Many students eat daily meals at K-12 school cafeterias. Hospital patients, their visitors and healthcare staff rely on dining services for nutritious food. Colleges and universities serve thousands of meals in campus dining halls. Seniors at assisted living centers, inmates at correctional institutions, employees at corporate campuses, guests at event venues – they all depend on food service for their daily sustenance.
Oregon Tilth believes protecting nature and public health is everyone’s responsibility. We believe our food choices affect our land. And we approach our work by developing collaborative partnerships that increase access to resources and expertise.
Informed by these principles and in recognition of the significant role food service plays, the Northwest Food Buyers’ Alliance (NWFBA) was established in January 2013. The NWFBA is a peer-to-peer network of food service staff working together to increase demand for sustainably produced foods, improve food quality, educate the public and bolster the regional economy.

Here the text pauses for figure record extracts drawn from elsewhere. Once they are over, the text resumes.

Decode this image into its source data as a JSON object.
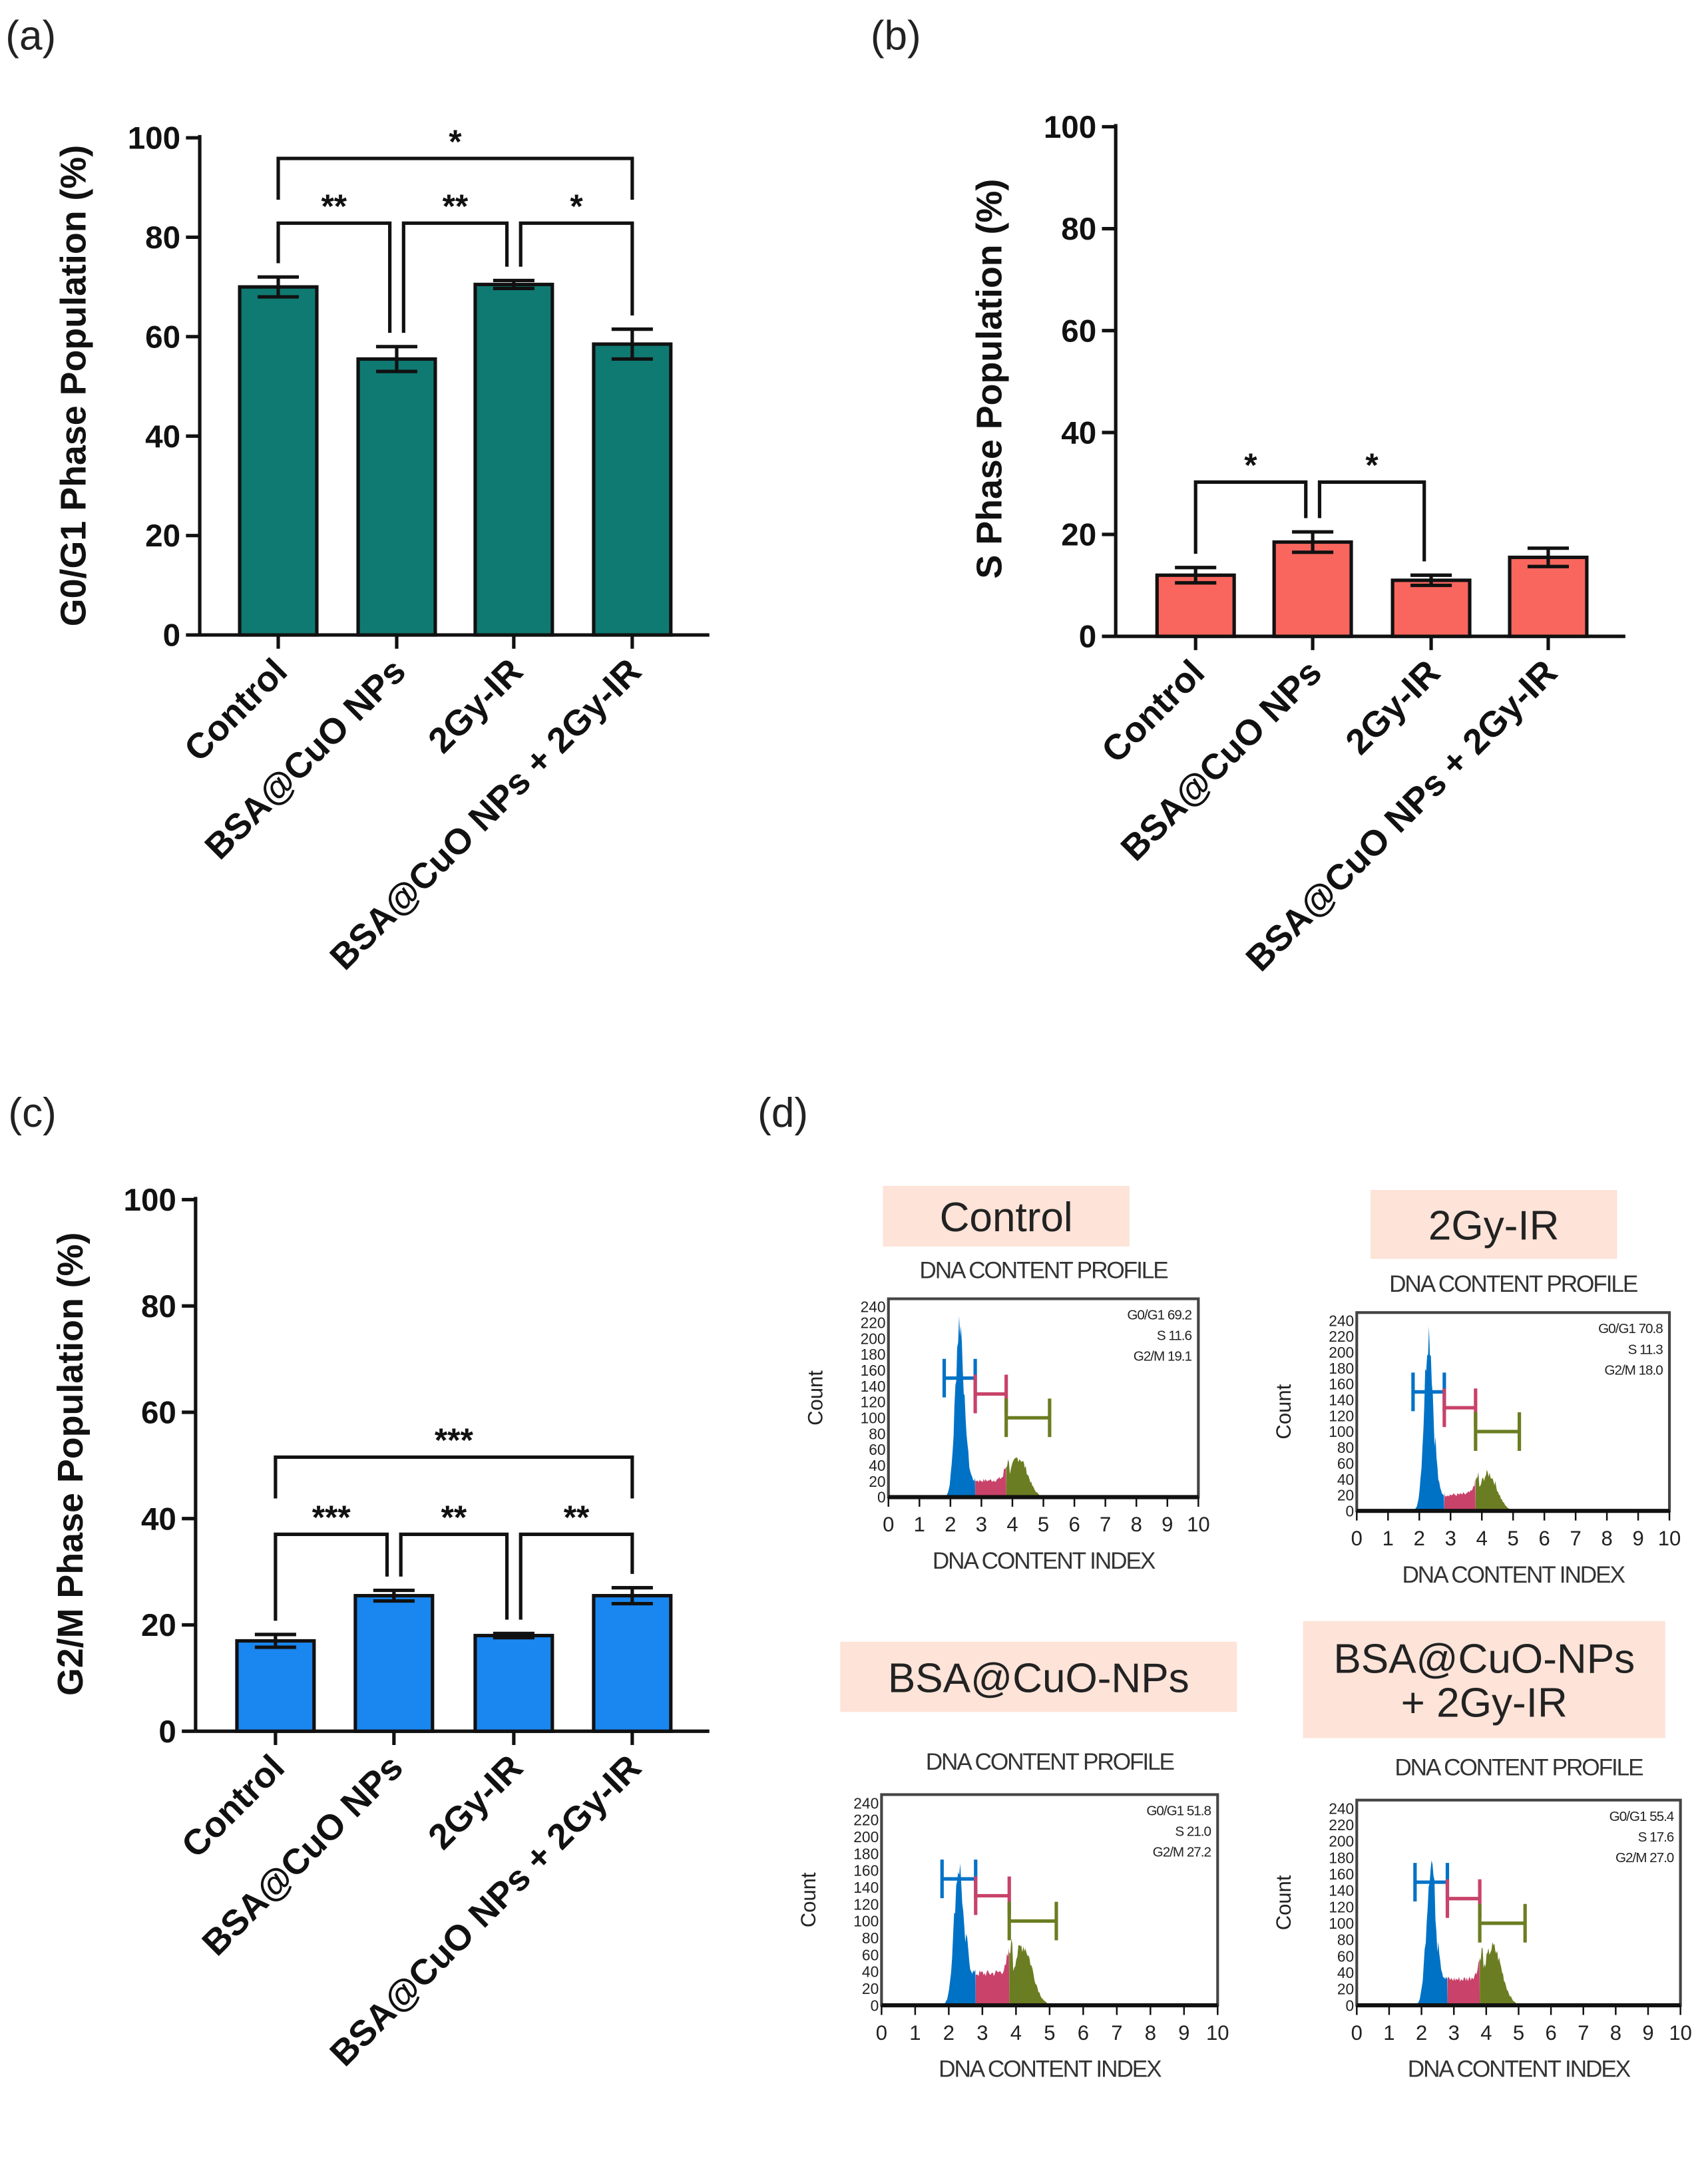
{
  "panel_letters": [
    "(a)",
    "(b)",
    "(c)",
    "(d)"
  ],
  "chart_data": [
    {
      "type": "bar",
      "panel": "(a)",
      "ylabel": "G0/G1 Phase Population (%)",
      "xlabel": "",
      "ylim": [
        0,
        100
      ],
      "yticks": [
        0,
        20,
        40,
        60,
        80,
        100
      ],
      "categories": [
        "Control",
        "BSA@CuO NPs",
        "2Gy-IR",
        "BSA@CuO NPs + 2Gy-IR"
      ],
      "values": [
        70,
        55.5,
        70.5,
        58.5
      ],
      "errors": [
        2,
        2.5,
        0.8,
        3
      ],
      "color": "#0f7a72",
      "comparisons": [
        {
          "from": 0,
          "to": 3,
          "label": "*"
        },
        {
          "from": 0,
          "to": 1,
          "label": "**"
        },
        {
          "from": 1,
          "to": 2,
          "label": "**"
        },
        {
          "from": 2,
          "to": 3,
          "label": "*"
        }
      ]
    },
    {
      "type": "bar",
      "panel": "(b)",
      "ylabel": "S Phase Population (%)",
      "xlabel": "",
      "ylim": [
        0,
        100
      ],
      "yticks": [
        0,
        20,
        40,
        60,
        80,
        100
      ],
      "categories": [
        "Control",
        "BSA@CuO NPs",
        "2Gy-IR",
        "BSA@CuO NPs + 2Gy-IR"
      ],
      "values": [
        12,
        18.5,
        11,
        15.5
      ],
      "errors": [
        1.5,
        2,
        1,
        1.8
      ],
      "color": "#f8665e",
      "comparisons": [
        {
          "from": 0,
          "to": 1,
          "label": "*"
        },
        {
          "from": 1,
          "to": 2,
          "label": "*"
        }
      ]
    },
    {
      "type": "bar",
      "panel": "(c)",
      "ylabel": "G2/M Phase Population (%)",
      "xlabel": "",
      "ylim": [
        0,
        100
      ],
      "yticks": [
        0,
        20,
        40,
        60,
        80,
        100
      ],
      "categories": [
        "Control",
        "BSA@CuO NPs",
        "2Gy-IR",
        "BSA@CuO NPs + 2Gy-IR"
      ],
      "values": [
        17,
        25.5,
        18,
        25.5
      ],
      "errors": [
        1.2,
        1,
        0.4,
        1.5
      ],
      "color": "#1a86f0",
      "comparisons": [
        {
          "from": 0,
          "to": 3,
          "label": "***"
        },
        {
          "from": 0,
          "to": 1,
          "label": "***"
        },
        {
          "from": 1,
          "to": 2,
          "label": "**"
        },
        {
          "from": 2,
          "to": 3,
          "label": "**"
        }
      ]
    }
  ],
  "histograms": {
    "panel": "(d)",
    "title": "DNA CONTENT PROFILE",
    "xlabel": "DNA CONTENT INDEX",
    "ylabel": "Count",
    "xticks": [
      "0",
      "1",
      "2",
      "3",
      "4",
      "5",
      "6",
      "7",
      "8",
      "9",
      "10"
    ],
    "yticks": [
      "0",
      "20",
      "40",
      "60",
      "80",
      "100",
      "120",
      "140",
      "160",
      "180",
      "200",
      "220",
      "240"
    ],
    "label_bg": "#fde3d8",
    "phase_colors": {
      "g0g1": "#0072c6",
      "s": "#c8426a",
      "g2m": "#6b7d22"
    },
    "samples": [
      {
        "label": [
          "Control"
        ],
        "stats": [
          "G0/G1 69.2",
          "S 11.6",
          "G2/M 19.1"
        ],
        "g0g1": 69.2,
        "s": 11.6,
        "g2m": 19.1
      },
      {
        "label": [
          "2Gy-IR"
        ],
        "stats": [
          "G0/G1 70.8",
          "S 11.3",
          "G2/M 18.0"
        ],
        "g0g1": 70.8,
        "s": 11.3,
        "g2m": 18.0
      },
      {
        "label": [
          "BSA@CuO-NPs"
        ],
        "stats": [
          "G0/G1 51.8",
          "S 21.0",
          "G2/M 27.2"
        ],
        "g0g1": 51.8,
        "s": 21.0,
        "g2m": 27.2
      },
      {
        "label": [
          "BSA@CuO-NPs",
          "+ 2Gy-IR"
        ],
        "stats": [
          "G0/G1 55.4",
          "S 17.6",
          "G2/M 27.0"
        ],
        "g0g1": 55.4,
        "s": 17.6,
        "g2m": 27.0
      }
    ]
  }
}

We encourage learning to build knowledge and skills that seek solutions. Members meet several times a year to share ideas and best practices, visit farmers and food service facilities, meet local vendors and train staff. We know we can achieve more together than we can alone. Members leverage their purchasing power to increase transparency on the source and production practices of the food that suppliers offer.
We believe knowledge leads to positive choices, better practices and transformational change. Members share challenges and successes for regional and sustainable food purchasing. They discuss how to build menus based on what’s in season, source from the many and not just the few, and celebrate all that the Pacific Northwest has to offer.
In just a few years, NWFBA has shown the scope and impact these efforts can have in changing the culture of food and agriculture. Currently, there are 56 participating institutions, represent- ing 125,000 meals served per day. From 2013-2014, we saw a 300 percent increase in local purchasing by participating institutions.
In October 2015, NWFBA convened a Local Link event in Portland, OR. The event brought together 34 vendors and 50 attendees.
Regional producers had the opportunity to connect with buyers representing schools, hospitals, assisted living facilities, county justice departments, colleges and corporate cafes like airbnb and Intel. Buyers learned about and sampled products from local farmers, ranchers, fishermen, specialty producers and distributors.
We heard about great connection stories, including hospitals getting excited about locally produced veggie burger mix and schools planning a bison burger lunch. Breakout sessions initiated lively conversations about working with farmers transitioning to organic practices and brainstorming innovative ways that institutions can support producers.
Ultimately, NWFBA strives to elevate the task of food procurement beyond a merely transactional exchange, meeting basic needs and viewing food simply as fuel for the body. We seek to develop a deeper relationship between people, food and place.
As we grow the network, NWFBA will continue working together to build healthier, more resilient communities by sourcing and serving good food from within our regions.